The New York University Curatorial Collaborative is proud to present When A Digital Surface Meets A Mutable Apparatus…, on view from Tuesday, February 14 through Saturday, February 18 at 80WSE Gallery Project Space. This exhibition is a part of the 2017 Senior Honors Studio series, which features five consecutive single-week shows. This is the third year of the student-led initiative designed to connect graduate students in art history and curatorial studies from the Institute of Fine Arts with undergraduates in Steinhardt School’s Department of Art and Art Professions.
When A Digital Surface Meets A Mutable Apparatus… is a two-person show featuring works by Daniel Mock and Dylan Riley, curated by Regina Harsanyi. This show aims to illustrate contemplations on both contemporary film theory and the utility of the readymade, focusing on six pieces, with iterations created specifically for this exhibition.
Seemingly in conversation with the writings of Giuliana Bruno, Riley’s work incorporates the scrim as an essential element to his software-based, randomized controlled projections. Riley creates a constant interplay between the tangible and digital realms, further demonstrated through his use of generated still images, made available to the visitor both through a conventionally bound artist book as well as scattered pages strewn across the gallery floor.

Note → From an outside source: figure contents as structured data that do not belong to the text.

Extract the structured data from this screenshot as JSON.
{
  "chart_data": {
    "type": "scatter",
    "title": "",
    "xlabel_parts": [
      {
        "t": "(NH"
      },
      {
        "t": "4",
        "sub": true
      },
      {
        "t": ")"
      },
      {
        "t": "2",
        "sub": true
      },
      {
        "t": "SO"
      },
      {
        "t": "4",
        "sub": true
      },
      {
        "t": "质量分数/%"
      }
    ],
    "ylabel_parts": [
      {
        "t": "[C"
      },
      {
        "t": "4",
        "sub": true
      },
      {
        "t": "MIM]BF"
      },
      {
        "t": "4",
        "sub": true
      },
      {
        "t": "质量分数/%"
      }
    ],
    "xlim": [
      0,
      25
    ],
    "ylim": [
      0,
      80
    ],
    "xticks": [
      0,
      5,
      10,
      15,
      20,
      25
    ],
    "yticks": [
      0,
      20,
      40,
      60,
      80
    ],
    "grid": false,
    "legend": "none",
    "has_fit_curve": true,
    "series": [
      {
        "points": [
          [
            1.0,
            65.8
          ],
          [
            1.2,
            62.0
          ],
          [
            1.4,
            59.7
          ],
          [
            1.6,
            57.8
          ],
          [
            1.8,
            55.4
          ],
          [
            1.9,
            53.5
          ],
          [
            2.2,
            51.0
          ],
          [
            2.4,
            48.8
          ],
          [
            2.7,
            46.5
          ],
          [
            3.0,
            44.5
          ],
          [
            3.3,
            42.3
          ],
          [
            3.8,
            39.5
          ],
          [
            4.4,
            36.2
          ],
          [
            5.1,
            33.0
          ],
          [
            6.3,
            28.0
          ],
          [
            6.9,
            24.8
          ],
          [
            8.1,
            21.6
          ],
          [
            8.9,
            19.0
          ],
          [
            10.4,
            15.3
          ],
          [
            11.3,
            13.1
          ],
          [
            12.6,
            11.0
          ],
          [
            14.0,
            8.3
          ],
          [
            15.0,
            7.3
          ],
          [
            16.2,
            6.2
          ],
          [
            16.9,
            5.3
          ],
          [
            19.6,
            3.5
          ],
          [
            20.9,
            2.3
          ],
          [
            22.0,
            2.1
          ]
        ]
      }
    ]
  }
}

Mock plays with readymades in an intimate and transformative way, site-specifically reinventing their utility with each new context in mind. For example, in this exhibition, Pulpit (2017) interacts with Riley’s artist book by assuming the role of plinth or stand. Mock’s sculptures often meld with the distinct features of the spaces that temporarily houses them. Throughout this exhibition, whether attention is drawn to the texture of a screen, or the shift in utility of an otherwise mundane object, these “surfaces” are intended for careful consideration and cannot be overlooked.
When A Digital Surface Meets A Mutable Apparatus… is documented in an accompanying publication featuring a curatorial essay by Regina Harsanyi and reproduced images of additional works by Mock and Riley.